As a CEO one of my functions/ responsibilities was to design and deliver national conferences in New Zealand. The underlying purpose of these conferences was to:
a) Bring all internal stakeholders (i.e. franchisees) together, for them to receive a diverse range of presentations (from updates on projects, to the launch of new initiatives, to previews and reviews of planned and delivered marketing activity, etc).
b) Enable franchisees to “rub shoulders” with Preferred Suppliers, for face-to-face catch-ups to occur between franchisees and the principals of the Preferred Supplier companies, and thereby create the commercial opportunity for franchisees to purchase stock/ inventory from the attending Preferred Suppliers.
In a nutshell, the most pivotal reason for holding – sometimes up to 3 x national conferences a year – was to bring people together face-to-face to enable relationships to flourish. Conferences are a particularly useful event to provide where stakeholders are scattered across a country (or countries) – geographical isolation can make some people feel considerably separated from their peers and feel that they’re “going it alone”.
Typically we would achieve an attendance level of 90 % and better. Those who made the choice not to attend missed-out on a tremendous array of experiences – including social events which brought franchisees and Preferred Suppliers together, out of the business realm. But in my view the greatest experiences these absent people missed-out on were:
i. Seeing presentations “in the flesh” – which are always more impressive than even videos, due to the rich emotions that are projected by the presenter and audience alike.
ii. Being able to contribute viewpoints to the presentation discussions – i.e. have a voice and be heard as the action was unfolding.
iii. The opportunity to reunite with peers – to network, to share friendship and to learn/ grow.
iv. Being able to keep-up with the evolution of the company – through keeping up-to-date with advancements being made/ new resources/ initiatives being introduced and sometimes some significant decisions being made.
In the case of one company that I acted as the CEO for, that company operated with a “Travel Equalisation Account” that each franchisee paid into on a monthly basis. This fund was used to reimburse franchisees’ travel costs to whatever extent the level of funds available at the time enabled; and it also meant that we could design conferences to take place pretty much anywhere in New Zealand – with those franchisees living far away from the given conference venue receiving a proportionately greater amount of travel cost reimbursement from this account versus those who lived closer to the venue. I believed that this Travel Equalisation Account played a considerable role in achieving having franchisees attend conferences.
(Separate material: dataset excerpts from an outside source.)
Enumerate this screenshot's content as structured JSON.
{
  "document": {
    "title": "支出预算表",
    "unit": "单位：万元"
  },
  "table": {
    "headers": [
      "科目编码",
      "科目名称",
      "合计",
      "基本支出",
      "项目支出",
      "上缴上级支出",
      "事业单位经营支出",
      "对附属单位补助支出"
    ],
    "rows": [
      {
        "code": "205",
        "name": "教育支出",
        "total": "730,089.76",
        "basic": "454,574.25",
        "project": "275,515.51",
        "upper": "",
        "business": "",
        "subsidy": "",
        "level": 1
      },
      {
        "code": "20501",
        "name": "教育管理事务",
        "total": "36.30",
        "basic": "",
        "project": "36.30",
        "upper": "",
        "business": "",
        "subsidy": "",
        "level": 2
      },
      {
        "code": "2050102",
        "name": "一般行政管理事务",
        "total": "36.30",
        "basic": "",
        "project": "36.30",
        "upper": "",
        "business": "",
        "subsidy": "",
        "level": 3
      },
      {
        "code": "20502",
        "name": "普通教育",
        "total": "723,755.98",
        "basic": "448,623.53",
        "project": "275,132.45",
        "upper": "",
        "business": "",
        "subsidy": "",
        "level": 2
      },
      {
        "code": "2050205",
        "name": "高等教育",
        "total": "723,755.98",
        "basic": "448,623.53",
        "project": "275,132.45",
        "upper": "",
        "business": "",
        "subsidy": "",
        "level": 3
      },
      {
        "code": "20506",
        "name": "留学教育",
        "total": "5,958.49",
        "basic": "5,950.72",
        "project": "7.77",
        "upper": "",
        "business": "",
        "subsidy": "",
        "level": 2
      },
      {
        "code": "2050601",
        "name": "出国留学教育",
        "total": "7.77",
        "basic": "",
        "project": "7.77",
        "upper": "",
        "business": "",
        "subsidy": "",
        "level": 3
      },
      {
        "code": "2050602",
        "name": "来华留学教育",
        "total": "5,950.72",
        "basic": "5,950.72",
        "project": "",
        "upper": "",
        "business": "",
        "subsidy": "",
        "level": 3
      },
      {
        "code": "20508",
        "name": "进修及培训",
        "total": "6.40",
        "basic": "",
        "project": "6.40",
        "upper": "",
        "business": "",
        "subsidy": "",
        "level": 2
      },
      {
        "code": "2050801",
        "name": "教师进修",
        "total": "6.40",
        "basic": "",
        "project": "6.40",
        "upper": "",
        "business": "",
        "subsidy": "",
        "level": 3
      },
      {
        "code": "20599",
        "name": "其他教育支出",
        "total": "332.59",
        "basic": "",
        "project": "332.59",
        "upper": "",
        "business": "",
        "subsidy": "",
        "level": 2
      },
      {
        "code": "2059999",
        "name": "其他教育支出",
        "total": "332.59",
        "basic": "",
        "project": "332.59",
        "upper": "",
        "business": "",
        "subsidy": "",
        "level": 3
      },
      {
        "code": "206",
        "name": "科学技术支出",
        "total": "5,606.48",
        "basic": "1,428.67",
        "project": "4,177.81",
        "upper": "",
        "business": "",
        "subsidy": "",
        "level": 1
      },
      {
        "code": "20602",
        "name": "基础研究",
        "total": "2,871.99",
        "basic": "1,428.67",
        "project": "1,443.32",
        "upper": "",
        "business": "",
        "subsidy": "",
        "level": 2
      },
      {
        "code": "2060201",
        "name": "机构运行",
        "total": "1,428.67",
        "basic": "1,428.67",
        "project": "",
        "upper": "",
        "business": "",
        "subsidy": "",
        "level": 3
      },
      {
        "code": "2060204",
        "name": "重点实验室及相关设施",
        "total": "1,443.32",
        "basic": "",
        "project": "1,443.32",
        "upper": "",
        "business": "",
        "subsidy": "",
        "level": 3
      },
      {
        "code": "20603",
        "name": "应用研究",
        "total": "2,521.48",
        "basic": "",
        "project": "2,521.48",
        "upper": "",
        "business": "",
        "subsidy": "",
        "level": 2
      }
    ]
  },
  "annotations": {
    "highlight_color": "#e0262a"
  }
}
What I strongly suggest to CEO’s/ GM’s of companies which consist of stakeholders who are located across a country – or across countries – is post all presentation material as electronic files in the company intranet as soon as possible following a conference; to allow those who didn’t attend a given conference to be able to at least become somewhat familiar with what information was imparted to those who did attend. I used to practice this discipline following each conference, and it helped to keep those franchisees who didn’t attend one or more conference over the course of a year semi up-to-speed with the changes that were occurring in the company.
My best advice is do whatever you can as an organisation leader to ensure the attendance of 100 % of your constituents at conferences. Achieving this will influence your speed of progression/ evolution as an organisation greatly.